The best two words to describe his game at receiver are smooth and effortless. Like I said above, it's even more impressive considering this isn't his full time position… yet.
The irony here is that last spring Cain played on the 7-on-7 team Unsigned Preps. He couldn't beat out the starting quarterback at the time, Deiondre Porter (signed with Florida). Instead of sitting on the bench, Cain wanted to play. So he made the move to wide receiver on the 7-on team and the rest is history. That was his first time playing the position.
So thank Porter for Cain the wide receiver.
When a team completely changes offensive scheme and philosophy, as Florida did this year, does it really put a team that far behind relative to recruiting? And, should you just recruit top athletes no matter what the scheme and mold them into your system?

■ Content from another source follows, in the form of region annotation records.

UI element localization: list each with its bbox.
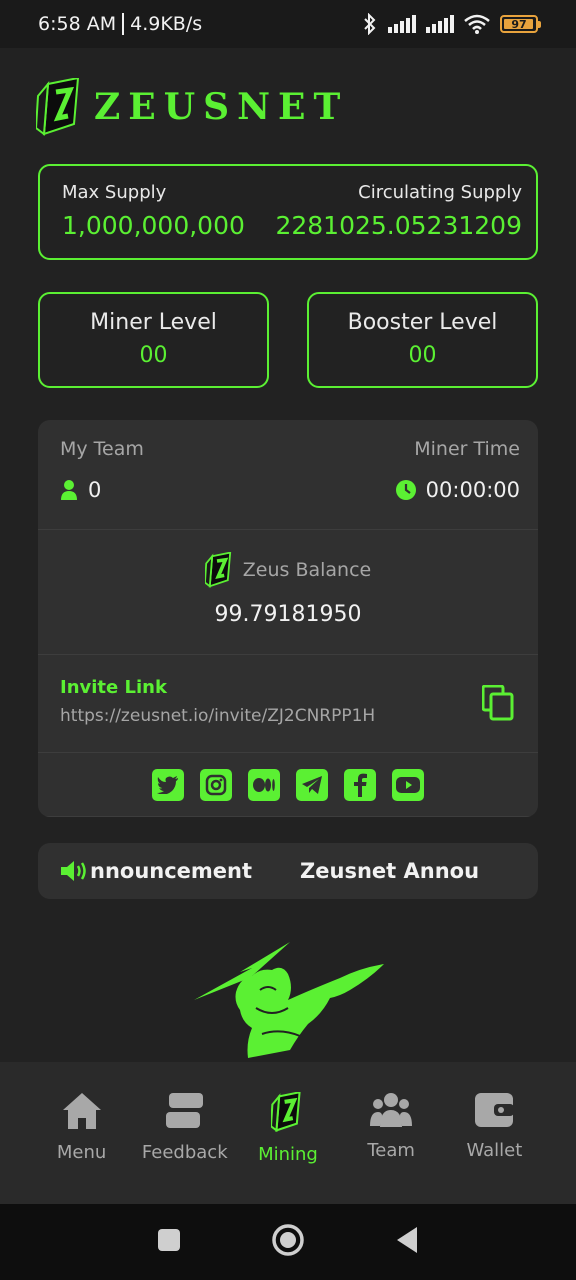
miner-level-label: Miner Level	[90, 310, 217, 335]
announcement-text: nnouncement	[90, 859, 253, 883]
wifi-icon	[464, 14, 490, 34]
circulating-supply-value: 2281025.05231209	[275, 211, 522, 240]
status-left: 6:58 AM 4.9KB/s	[38, 13, 202, 35]
nav-item-feedback[interactable]: Feedback	[137, 1092, 233, 1163]
balance-section: Zeus Balance 99.79181950	[38, 530, 538, 655]
nav-label: Wallet	[466, 1140, 523, 1161]
divider	[122, 13, 125, 35]
brand-logo: ZEUSNET	[36, 78, 348, 136]
team-count: 0	[60, 478, 101, 502]
announcement-ticker[interactable]: nnouncement Zeusnet Announc	[38, 843, 538, 899]
max-supply-label: Max Supply	[62, 182, 167, 203]
zeus-illustration	[190, 938, 390, 1062]
system-nav	[0, 1204, 576, 1280]
back-button[interactable]	[395, 1226, 419, 1258]
status-right: 97	[362, 13, 541, 35]
home-button[interactable]	[271, 1223, 305, 1261]
zeus-coin-icon	[204, 552, 231, 588]
my-team-label: My Team	[60, 438, 144, 460]
youtube-icon[interactable]	[392, 768, 424, 801]
speaker-icon	[61, 861, 86, 881]
battery-icon: 97	[500, 15, 541, 33]
recents-button[interactable]	[157, 1228, 181, 1256]
invite-link-url[interactable]: https://zeusnet.io/invite/ZJ2CNRPP1H	[60, 706, 520, 726]
miner-level-card[interactable]: Miner Level 00	[38, 292, 269, 388]
nav-item-team[interactable]: Team	[343, 1092, 439, 1161]
copy-icon	[481, 684, 514, 721]
announcement-text: Zeusnet Announc	[300, 859, 480, 883]
back-triangle-icon	[397, 1227, 417, 1253]
user-icon	[61, 480, 77, 500]
instagram-icon[interactable]	[200, 768, 232, 801]
nav-item-wallet[interactable]: Wallet	[446, 1092, 542, 1161]
miner-time: 00:00:00	[395, 478, 520, 502]
twitter-icon[interactable]	[152, 768, 184, 801]
mining-panel: My Team Miner Time 0 00:00:00 Zeus Balan…	[38, 420, 538, 817]
booster-level-label: Booster Level	[347, 310, 498, 335]
wallet-icon	[475, 1093, 515, 1127]
social-links	[38, 753, 538, 817]
balance-amount: 99.79181950	[214, 602, 362, 627]
clock-icon	[395, 480, 416, 500]
nav-label: Team	[367, 1140, 415, 1161]
nav-label: Mining	[258, 1144, 318, 1165]
medium-icon[interactable]	[248, 768, 280, 801]
supply-card: Max Supply Circulating Supply 1,000,000,…	[38, 164, 538, 260]
team-icon	[370, 1093, 413, 1127]
mining-icon	[270, 1092, 301, 1132]
nav-item-menu[interactable]: Menu	[34, 1092, 130, 1163]
feedback-icon	[165, 1093, 203, 1128]
nav-item-mining[interactable]: Mining	[240, 1092, 336, 1165]
bluetooth-icon	[364, 13, 376, 35]
zeusnet-logo-icon	[36, 78, 80, 136]
signal-icon	[388, 15, 416, 33]
miner-level-value: 00	[139, 343, 168, 368]
telegram-icon[interactable]	[296, 768, 328, 801]
app-screen: ZEUSNET Max Supply Circulating Supply 1,…	[0, 48, 576, 1062]
status-bar: 6:58 AM 4.9KB/s 97	[0, 0, 576, 48]
booster-level-card[interactable]: Booster Level 00	[307, 292, 538, 388]
max-supply-value: 1,000,000,000	[62, 211, 245, 240]
circulating-supply-label: Circulating Supply	[358, 182, 522, 203]
home-icon	[62, 1093, 101, 1129]
nav-label: Menu	[56, 1142, 107, 1163]
balance-label: Zeus Balance	[242, 559, 372, 581]
network-speed: 4.9KB/s	[130, 13, 203, 35]
miner-time-label: Miner Time	[414, 438, 520, 460]
invite-section: Invite Link https://zeusnet.io/invite/ZJ…	[38, 655, 538, 753]
nav-label: Feedback	[141, 1142, 228, 1163]
brand-name: ZEUSNET	[94, 86, 349, 128]
clock: 6:58 AM	[38, 13, 117, 35]
bottom-nav: Menu Feedback Mining Team Wallet	[0, 1062, 576, 1204]
signal-icon	[426, 15, 454, 33]
team-section: My Team Miner Time 0 00:00:00	[38, 420, 538, 530]
square-icon	[158, 1229, 180, 1251]
circle-icon	[272, 1224, 304, 1256]
booster-level-value: 00	[408, 343, 437, 368]
invite-link-label: Invite Link	[60, 677, 167, 698]
facebook-icon[interactable]	[344, 768, 376, 801]
copy-button[interactable]	[481, 684, 514, 725]
announcement-text-clip: nnouncement Zeusnet Announc	[90, 859, 480, 883]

I don't think it bodes well for a program to completely go from one scheme to another mid-stream of a regime. It's one thing to go from a pro-style to spread or from 4-3 to a 3-4 when you go through a coaching change. It's completely another doing it in year four of your coach, who also happens to be on the hot seat.

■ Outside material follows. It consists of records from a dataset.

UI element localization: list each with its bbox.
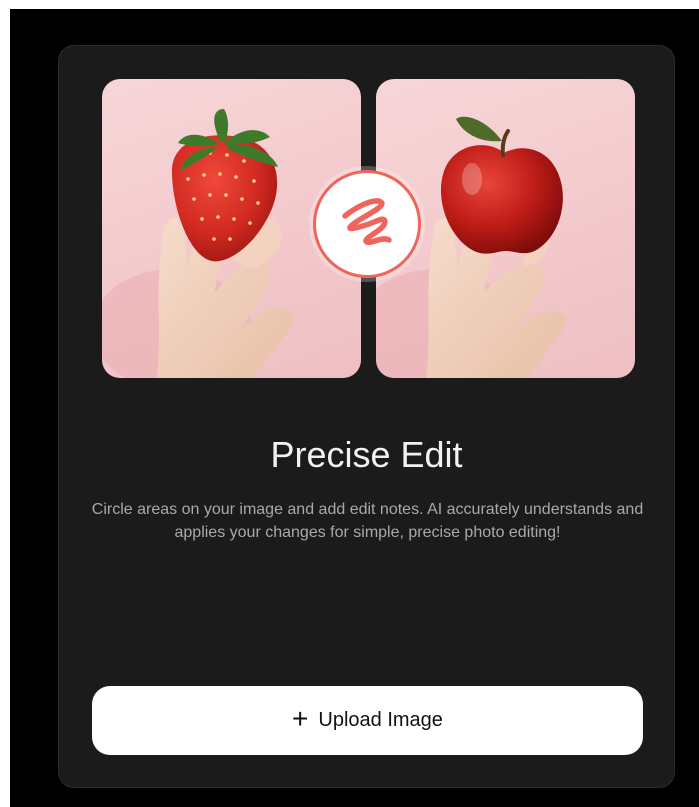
plus-icon: + — [292, 703, 309, 734]
canvas-background: Precise Edit Circle areas on your image … — [10, 9, 699, 807]
feature-card: Precise Edit Circle areas on your image … — [58, 45, 675, 788]
upload-image-label: Upload Image — [318, 709, 443, 731]
upload-image-button[interactable]: + Upload Image — [92, 686, 643, 755]
feature-title: Precise Edit — [270, 434, 463, 475]
scribble-edit-badge — [313, 170, 421, 278]
feature-description: Circle areas on your image and add edit … — [91, 501, 644, 541]
scribble-edit-icon — [342, 198, 392, 246]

Having said that, today's recruit wants to play yesterday. For the most part, early playing time is big for most. Therefore, when you go through a scheme change, like the Gators are, Florida needs players and playmakers. So yeah, it should certainly make the Gators appealing in this regard.
To answer the last part of your question, I have always believed you should mold you schemes around your talent. I think good coaches do just that. You can't run a spread attack without playmakers. You can just recruit great athletes and plug them into a pro system. You have to evaluate, recruit, and sign players that are scheme specific for what you do. A good coach and staff will find and develop the right fits for all three phases of the game for what they do.
What's your take on Arthur Westbrook, the safety that has committed to FSU?
Tommy, Charlotte, N.C.
I didn't know much about it at the time of his commitment but upon further review I really liked what I saw on film. Here's my commitment analysis piece on Westbrook that I wrote a few weeks ago.
Does USF hang on to commitment Karon Higdon?
Mike, South Tampa
There's no question that Higdon is the Bulls biggest catch to date but can they hang to this three-star running back prospect from Sarasota Riverview? Since his commitment to USF in January he has garnered scholarship offers from schools like Arkansas, Iowa, Kentucky, Syracuse, Tennessee and Wake Forest. Notre Dame and other big schools are showing a ton of interest. Certainly he will add more teams and offers along the way.
Higdon told me this morning he plans on visiting USF, Arkansas, Iowa and Kentucky this summer.
I think there are two obvious things to watch for here. First, how do the Bulls actually do this fall? How much improvement will USF make in year two under Taggart. This will be big for Higdon and other recruits. Second, who will ultimately offer this 5-foot-10, 180-pounder? Certainly if Notre Dame and other big name schools do offer Higdon that could prove tough for South Florida to overcome.
At this point, I think it will be hard for USF to hang on to this one but you just never know.